As an example, consider the behavioral statement – a tool we use to be more precise in our articulations about what behaviors we want to change. We usually use the following format:

When [TARGET AUDIENCE] who [LIMITATIONS] want to [MOTIVATION], they will [BEHAVIOR] (as measured by [DATA]). 

Even if the variables within the statement shift to meet the needs of the business, having a template and the expertise to use it effectively allows for the CX organization to grow. CX strategists, who are generally responsible for the creation and maintenance of behavioral statements, can more effectively orchestrate their connection to business needs when they are using a common language to communicate.

The vernacular of behavioral archetypes

Another good example is moving away from personas and toward behavioral archetypes. For any behavior, everyone falls into one of five categories: Always, Never, Sometimes, Started, Stopped. 

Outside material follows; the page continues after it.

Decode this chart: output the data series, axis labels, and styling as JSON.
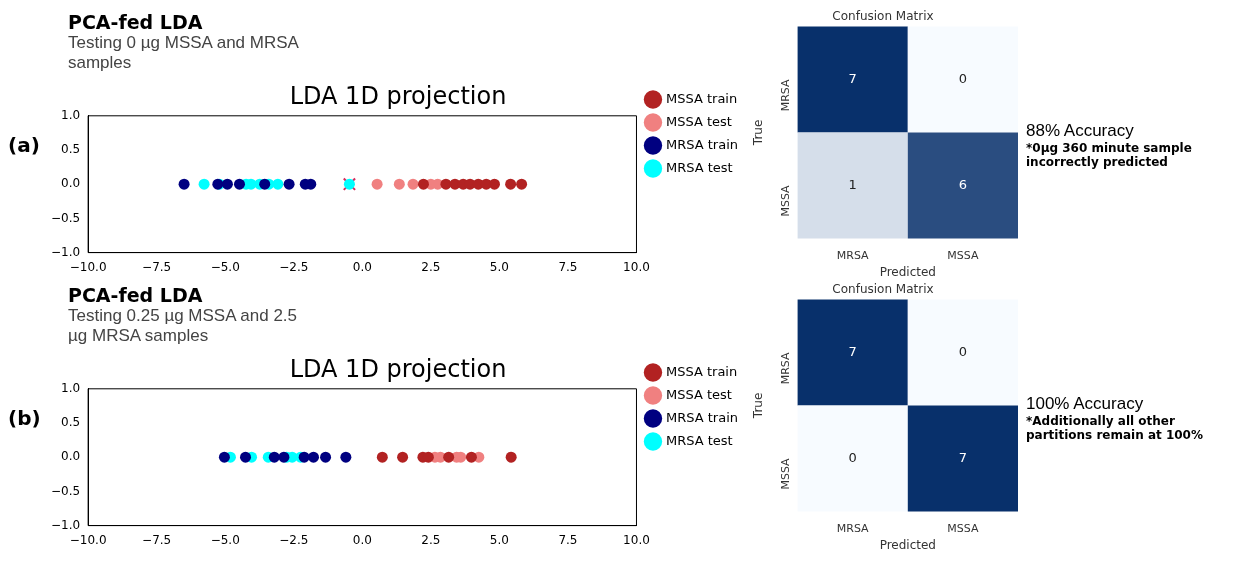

With Uber, for example, you either always use Uber, never use Uber, sometimes use Uber, have started using Uber more, or have started using Uber less. These categories are MECE: Mutually Exclusive, Collectively Exhaustive.

And just like behavioral statements, they give us a solid vernacular that CX teams can use to stay aligned throughout the behavior change process. Even if the behavior shifts to ordering food instead of riding in the back of cars, behavioral archetypes are a durable framework that allow people to build and carry over expertise.

This doesn’t imply that we should simply eliminate existing teams and start over. Within every business operating at scale today, there are people who have expertise in strategy, quantitative and qualitative research, design, and experimentation. The key is in shifting them to a behavioral mindset and then organizing them into a repeatable process. This is more often about reorgs and upskilling than it is hiring entirely new teams.

And it starts with CXOs, who must begin to see themselves as applied behavioral scientists and act accordingly. That may mean taking an introductory stats course so that they can more effectively manage quantitative researchers, or participating in user research so they can understand how qualitative insights are derived. It certainly means changing their relationship to their peers on the leadership team, pushing back against OKRs and KPIs that focus on measuring operations and prioritizing measures that reflect behavioral outcomes.

By creating flexible processes based on fundamental principles about how humans behave, CXOs can lead their organizations in a direction that minimizes the disruption of changes and activates the excitement that comes with human curiosity.

We live in an uncertain world but that’s nothing new. By creating flexible processes that are based on fundamental principles about how humans behave, CXOs can lead their organizations in a direction that minimizes the disruption of changes and activates the excitement that comes with human curiosity as we take on new challenges. Solving puzzles is fun, if you feel as though you have the tools to solve them well and are surrounded by others who can help you. Changing employee experience will change their behavior and bring the adaptability that leads to profitability.